Estado toma posição acionista na rede SIRESP

Governo anunciou ainda a aquisição de quatro novas estações móveis e benefícios para empresas que enterrem cabos de comunicação

O Estado vai tomar a sua posição acionista na SIRESP, o sistema de redes de emergência, anunciou esta tarde o ministro do Planeamento e das Infraestruturas no terceiro briefing com medidas saídas do Conselho de Ministros Extraordinário que está a decorrer no Palácio de Belém, em Lisboa, desde cerca das 10:00.

Pedro Marques afirmou que o Estado, através da conversão de créditos, vai tomar posição acionista no SIRESP, aumentando assim a sua influência ao nível da gestão do sistema.

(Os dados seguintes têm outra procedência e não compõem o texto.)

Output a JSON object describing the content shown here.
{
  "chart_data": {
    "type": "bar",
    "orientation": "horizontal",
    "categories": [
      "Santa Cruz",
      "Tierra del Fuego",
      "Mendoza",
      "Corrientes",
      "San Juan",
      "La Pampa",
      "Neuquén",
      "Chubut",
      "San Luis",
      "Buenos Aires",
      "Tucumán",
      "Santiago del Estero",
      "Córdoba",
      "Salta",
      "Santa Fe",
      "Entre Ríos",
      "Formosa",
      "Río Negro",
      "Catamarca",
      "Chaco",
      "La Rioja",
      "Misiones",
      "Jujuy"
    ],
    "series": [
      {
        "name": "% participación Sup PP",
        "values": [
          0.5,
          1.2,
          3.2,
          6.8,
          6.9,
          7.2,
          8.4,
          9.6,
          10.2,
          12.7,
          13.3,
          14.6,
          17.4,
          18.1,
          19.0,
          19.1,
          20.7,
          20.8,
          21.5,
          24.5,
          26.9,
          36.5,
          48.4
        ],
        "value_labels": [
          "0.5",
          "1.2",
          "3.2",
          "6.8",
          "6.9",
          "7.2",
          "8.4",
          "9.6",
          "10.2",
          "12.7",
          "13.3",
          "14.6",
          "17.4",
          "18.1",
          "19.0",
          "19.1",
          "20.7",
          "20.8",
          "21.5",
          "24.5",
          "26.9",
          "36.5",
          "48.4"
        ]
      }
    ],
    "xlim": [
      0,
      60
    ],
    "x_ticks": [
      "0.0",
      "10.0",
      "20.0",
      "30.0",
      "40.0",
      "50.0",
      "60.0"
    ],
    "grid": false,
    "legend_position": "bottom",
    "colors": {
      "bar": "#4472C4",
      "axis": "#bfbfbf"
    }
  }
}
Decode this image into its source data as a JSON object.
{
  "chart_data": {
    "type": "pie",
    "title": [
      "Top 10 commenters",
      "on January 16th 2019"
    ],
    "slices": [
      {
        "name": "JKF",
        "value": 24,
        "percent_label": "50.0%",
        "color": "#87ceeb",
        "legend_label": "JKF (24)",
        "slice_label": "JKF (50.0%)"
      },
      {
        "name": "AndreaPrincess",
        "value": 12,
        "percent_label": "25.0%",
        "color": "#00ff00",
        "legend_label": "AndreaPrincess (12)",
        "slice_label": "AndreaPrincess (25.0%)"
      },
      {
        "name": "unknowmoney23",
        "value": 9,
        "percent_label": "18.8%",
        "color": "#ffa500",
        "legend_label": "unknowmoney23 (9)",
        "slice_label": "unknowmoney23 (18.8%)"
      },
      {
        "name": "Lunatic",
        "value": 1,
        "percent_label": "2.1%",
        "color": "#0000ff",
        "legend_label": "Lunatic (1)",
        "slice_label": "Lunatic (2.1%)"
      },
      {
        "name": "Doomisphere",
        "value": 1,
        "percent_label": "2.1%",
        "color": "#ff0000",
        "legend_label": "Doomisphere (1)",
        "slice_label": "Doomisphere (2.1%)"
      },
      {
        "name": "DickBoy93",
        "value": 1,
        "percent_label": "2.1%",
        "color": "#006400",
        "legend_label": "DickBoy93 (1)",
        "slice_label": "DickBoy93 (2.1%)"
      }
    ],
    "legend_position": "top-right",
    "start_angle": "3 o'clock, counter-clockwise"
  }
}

O ministro do Planeamento e das Infraestruturas admitiu que a prazo o Estado poderá ter mesmo uma posição de controlo acionista da Rede de Emergência e Segurança.

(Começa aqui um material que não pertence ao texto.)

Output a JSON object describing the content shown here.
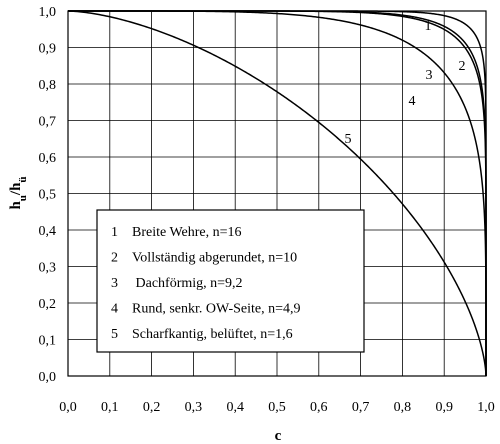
{
  "chart_data": {
    "type": "line",
    "xlabel": "c",
    "ylabel": "hu/hü",
    "ylabel_parts": {
      "main": "h",
      "sub1": "u",
      "slash": "/h",
      "sub2": "ü"
    },
    "xlim": [
      0.0,
      1.0
    ],
    "ylim": [
      0.0,
      1.0
    ],
    "x_ticks": [
      "0,0",
      "0,1",
      "0,2",
      "0,3",
      "0,4",
      "0,5",
      "0,6",
      "0,7",
      "0,8",
      "0,9",
      "1,0"
    ],
    "y_ticks": [
      "0,0",
      "0,1",
      "0,2",
      "0,3",
      "0,4",
      "0,5",
      "0,6",
      "0,7",
      "0,8",
      "0,9",
      "1,0"
    ],
    "grid": true,
    "legend_position": "lower-left",
    "series": [
      {
        "id": "1",
        "n": 16,
        "label": "1",
        "legend": "Breite Wehre, n=16",
        "legend_num": "1"
      },
      {
        "id": "2",
        "n": 10,
        "label": "2",
        "legend": "Vollständig abgerundet, n=10",
        "legend_num": "2"
      },
      {
        "id": "3",
        "n": 9.2,
        "label": "3",
        "legend": " Dachförmig, n=9,2",
        "legend_num": "3"
      },
      {
        "id": "4",
        "n": 4.9,
        "label": "4",
        "legend": "Rund, senkr. OW-Seite, n=4,9",
        "legend_num": "4"
      },
      {
        "id": "5",
        "n": 1.6,
        "label": "5",
        "legend": "Scharfkantig, belüftet, n=1,6",
        "legend_num": "5"
      }
    ]
  }
}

O governante anunciou ainda que o SIRESP vai ser dotado de quatro novas estações móveis com ligação satélite.

O Governo compromete-se ainda em criar condições a trabalhar para acabar com os cabos aéreos, "que ardem de forma sistemática" por ocasião dos incêndios, concedendo benefícios aos operadores que enterrem esses mesmos cabos em condutas, nomeadamente três anos de isenção das taxas de utilização e depois disso, de um corte de 25% nessas mesmas taxas.

Pedro Marques lembrou o compromisso hoje anunciado pela Altice/PT, que vai começar a enterrar os cabos que suportam as suas redes de comunicações fixas e móveis na região do Pinhal Interior, a zona afetada pelos incêndios de há quatro meses.

O Governo anunciou também a contratação de mais 50 vigilantes e cem novas equipas de sapadores, que se juntam às 292 que existem atualmente.

Além disso, promoverá a limpeza das faixas de limpeza de vias e ferrovias e a sua expansão para até 10 metros.

Antes destas medidas, o Governo já anunciara que decidiu alocar 30 milhões de euros do Orçamento de Estado para apoiar a reconstrução de habitações destruídas nos incêndios e disponibilizar até 100 milhões para as empresas. Parcelas de um pacote de apoios que, no total, chegará perto dos 400 milhões de euros, incluindo também as áreas da segurança social e agricultura.

E antes disso, no primeiro briefing do dia, a ministra da Justiça, Francisca Van Dunem, anunciou hoje, tal como o DN avançara na edição impressa, um mecanismo extrajudicial e de adesão voluntária para pagamento de indemnizações às vítimas dos incêndios de Pedrógão Grande, a 17 de junho, e da região centro, nos dias 15 e 16 de outubro. No total, morreram até ao balanço mais recente 108 pessoas.

Van Dunem explicou que será formada uma comissão, composta por um representante das associações das vítimas, por alguém nomeado pelo conselho de magistratura e alguém nomeado por conselho de reitores, a qual terá 30 dias para fixar os critérios de indemnização.

Caberá depois às famílias das vítimas avançar para o pedido de indemnização. "A partir daí queremos que seja o mais rápido possível", disse a ministra, que não estabeleceu um prazo para o processo de atribuição das indemnizações estar concluído. "O desejável é que as famílias recebam o mais rápido possível", repetiu, salientando que os prazos também dependem da rapidez com que as famílias solicitem a indemnização.